Cloud-basierte Logistikplattformen gewinnen in diesem Kontext zunehmend an Bedeutung, da sie eine schnelle Integration neuer Standorte ermöglichen und gleichzeitig die Komplexität klassischer Implementierungsprojekte reduzieren.

Sie werden damit zu einem zentralen Baustein hybrider Logistikarchitekturen, in denen unterschiedliche Systemtypen bewusst kombiniert werden. Während komplexe Lager weiterhin tief integrierte Steuerungssysteme erfordern und Transportnetzwerke spezialisierte Orchestrierungslösungen nutzen, entsteht eine zusätzliche Ebene für standardisierte, schnell skalierbare Logistikprozesse.

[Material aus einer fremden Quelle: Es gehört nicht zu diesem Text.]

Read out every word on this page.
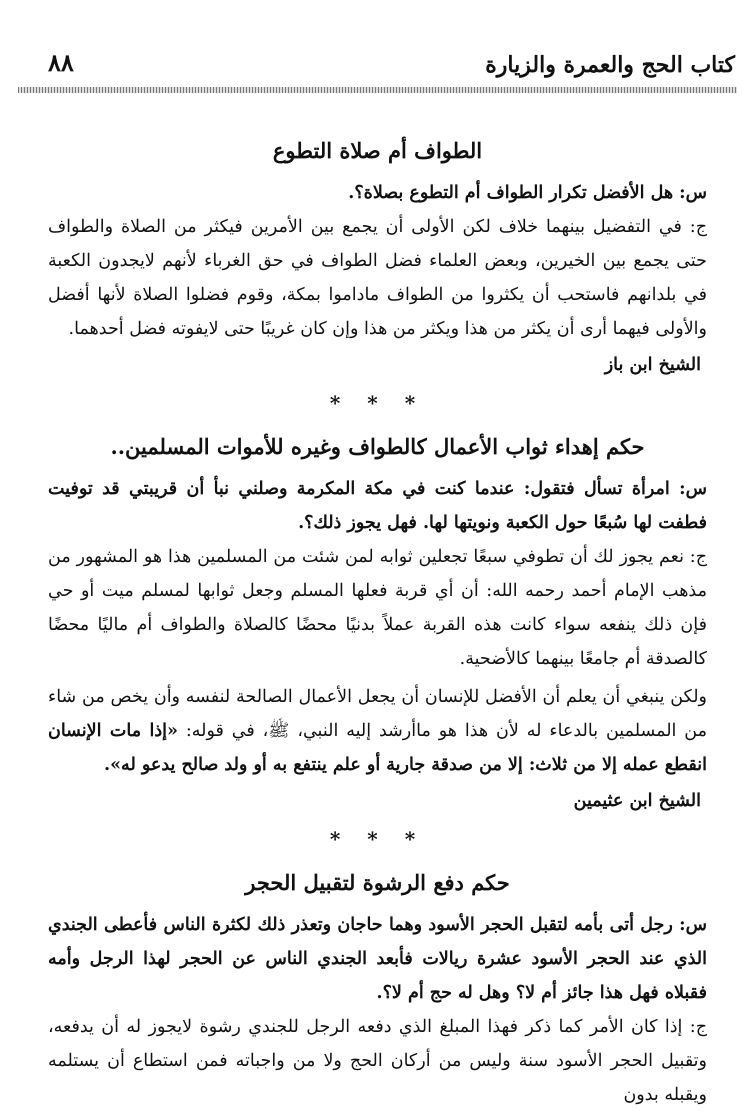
كتاب الحج والعمرة والزيارة
٨٨
الطواف أم صلاة التطوع

س: هل الأفضل تكرار الطواف أم التطوع بصلاة؟.

ج: في التفضيل بينهما خلاف لكن الأولى أن يجمع بين الأمرين فيكثر من الصلاة والطواف حتى يجمع بين الخيرين، وبعض العلماء فضل الطواف في حق الغرباء لأنهم لايجدون الكعبة في بلدانهم فاستحب أن يكثروا من الطواف ماداموا بمكة، وقوم فضلوا الصلاة لأنها أفضل والأولى فيهما أرى أن يكثر من هذا ويكثر من هذا وإن كان غريبًا حتى لايفوته فضل أحدهما.

الشيخ ابن باز

* * *
حكم إهداء ثواب الأعمال كالطواف وغيره للأموات المسلمين..

س: امرأة تسأل فتقول: عندما كنت في مكة المكرمة وصلني نبأ أن قريبتي قد توفيت فطفت لها سُبعًا حول الكعبة ونويتها لها. فهل يجوز ذلك؟.

ج: نعم يجوز لك أن تطوفي سبعًا تجعلين ثوابه لمن شئت من المسلمين هذا هو المشهور من مذهب الإمام أحمد رحمه الله: أن أي قربة فعلها المسلم وجعل ثوابها لمسلم ميت أو حي فإن ذلك ينفعه سواء كانت هذه القربة عملاً بدنيًا محضًا كالصلاة والطواف أم ماليًا محضًا كالصدقة أم جامعًا بينهما كالأضحية.

ولكن ينبغي أن يعلم أن الأفضل للإنسان أن يجعل الأعمال الصالحة لنفسه وأن يخص من شاء من المسلمين بالدعاء له لأن هذا هو ماأرشد إليه النبي، ﷺ، في قوله: «إذا مات الإنسان انقطع عمله إلا من ثلاث: إلا من صدقة جارية أو علم ينتفع به أو ولد صالح يدعو له».

الشيخ ابن عثيمين

* * *
حكم دفع الرشوة لتقبيل الحجر

س: رجل أتى بأمه لتقبل الحجر الأسود وهما حاجان وتعذر ذلك لكثرة الناس فأعطى الجندي الذي عند الحجر الأسود عشرة ريالات فأبعد الجندي الناس عن الحجر لهذا الرجل وأمه فقبلاه فهل هذا جائز أم لا؟ وهل له حج أم لا؟.

ج: إذا كان الأمر كما ذكر فهذا المبلغ الذي دفعه الرجل للجندي رشوة لايجوز له أن يدفعه، وتقبيل الحجر الأسود سنة وليس من أركان الحج ولا من واجباته فمن استطاع أن يستلمه ويقبله بدون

Genau in diesem Spannungsfeld verändert sich auch die Rolle von Beratungs- und Technologiepartnern.

Die zentrale Herausforderung besteht heute nicht mehr ausschließlich in der Auswahl einzelner Systeme, sondern in der Gestaltung ganzheitlicher Logistikarchitekturen.

Als Innovationsunternehmen im SAP-Logistikumfeld beschäftigt sich die Flexus AG intensiv mit diesen Entwicklungen und unterstützt Unternehmen dabei, ihre Logistiksysteme nicht isoliert zu betrachten, sondern als Teil eines vernetzten Gesamtsystems zu verstehen.

Im Mittelpunkt steht dabei nicht die Frage nach dem „richtigen System“, sondern nach der passenden Kombination aus Technologien, Prozessen und Standorten – und damit nach einer zukunftsfähigen Gesamtarchitektur.

Die nächste Generation der Logistik wird nicht lauter – sondern intelligenter

Die wichtigste Veränderung in der Logistik der kommenden Jahre wird nicht durch einzelne technologische Durchbrüche sichtbar werden, sondern durch eine schrittweise Verschiebung im Denken.

Weg von der Frage nach dem leistungsfähigsten System.

Hin zur Frage nach der sinnvollsten Architektur.

Diese Entwicklung wird die Logistik nicht einfacher machen, aber deutlich strukturierter, flexibler und anpassungsfähiger.

Und genau darin liegt ihr entscheidender Fortschritt.